D.D. is not a fan of vigilante justice, so she has some questions for the girl. But, not long after her run-in with D.D., Flora disappears. Again. And this time, she doesn’t surface in someone’s garage. She doesn’t surface in a seedy motel. She doesn’t surface at all. Suddenly D.D. knows, without a shadow of a doubt, that something is very, very wrong. And it’s her job to make sure Flora the Survivor returns — it’s her job to Find Her. (lol get it? SO corny, I know.)

I love D.D. and I love all of Lisa Gardner’s stories. They keep you guessing, keep you turning the page and keep you up at night because “just one more chapter, Mom!”. The end of this one had a massive twist I didn’t see coming  but that made everything come together magically.

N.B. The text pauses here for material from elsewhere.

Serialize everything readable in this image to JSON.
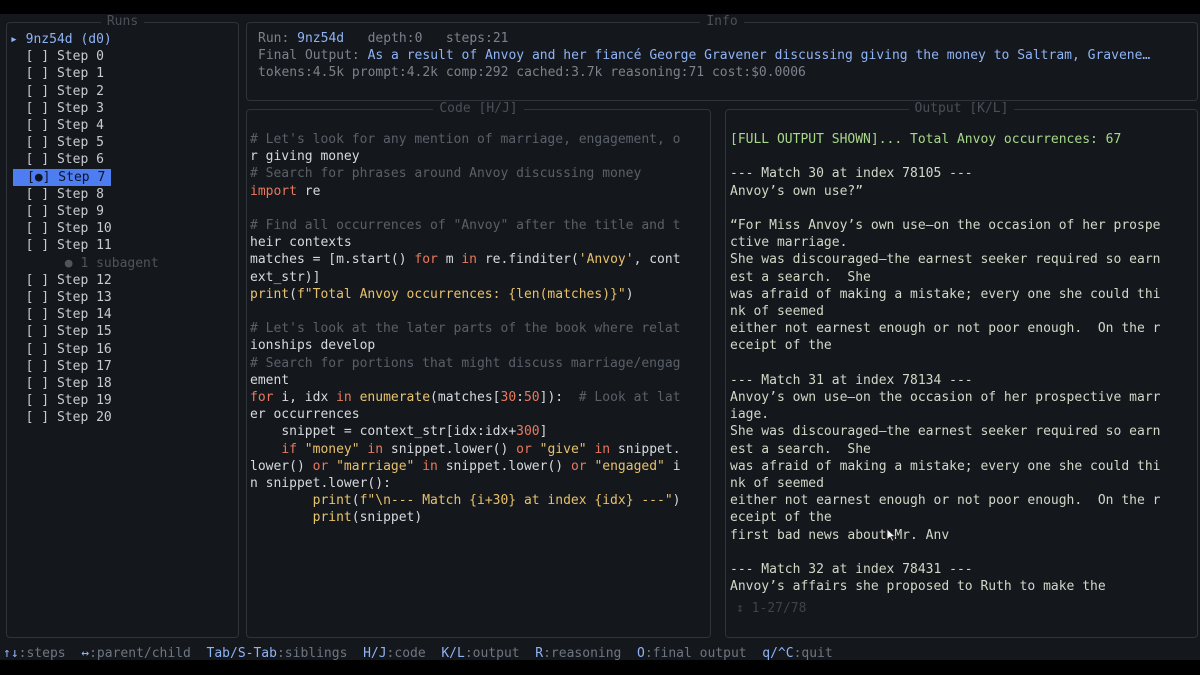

So, so good.

My favorite scene: Very early on in the story, Flora is forcefully taken from a bar where she’s doing a little recon work surrounding the disappearance of a young college co-ed. Flora wakes up, bound and naked, in a garage and the race is on to save herself before her captor takes that option away. Flora’s able to find the tools she needs to escape in a bag of rotting garbage in the corner of the garage and she does what she does best — survive. I really liked this scene because it gave you a good sense, right off the bat, of who Flora is and what she’s capable of. You know she’s a fighter, you know she’s resourceful and you know that she’s going to do what it takes. You go, girl.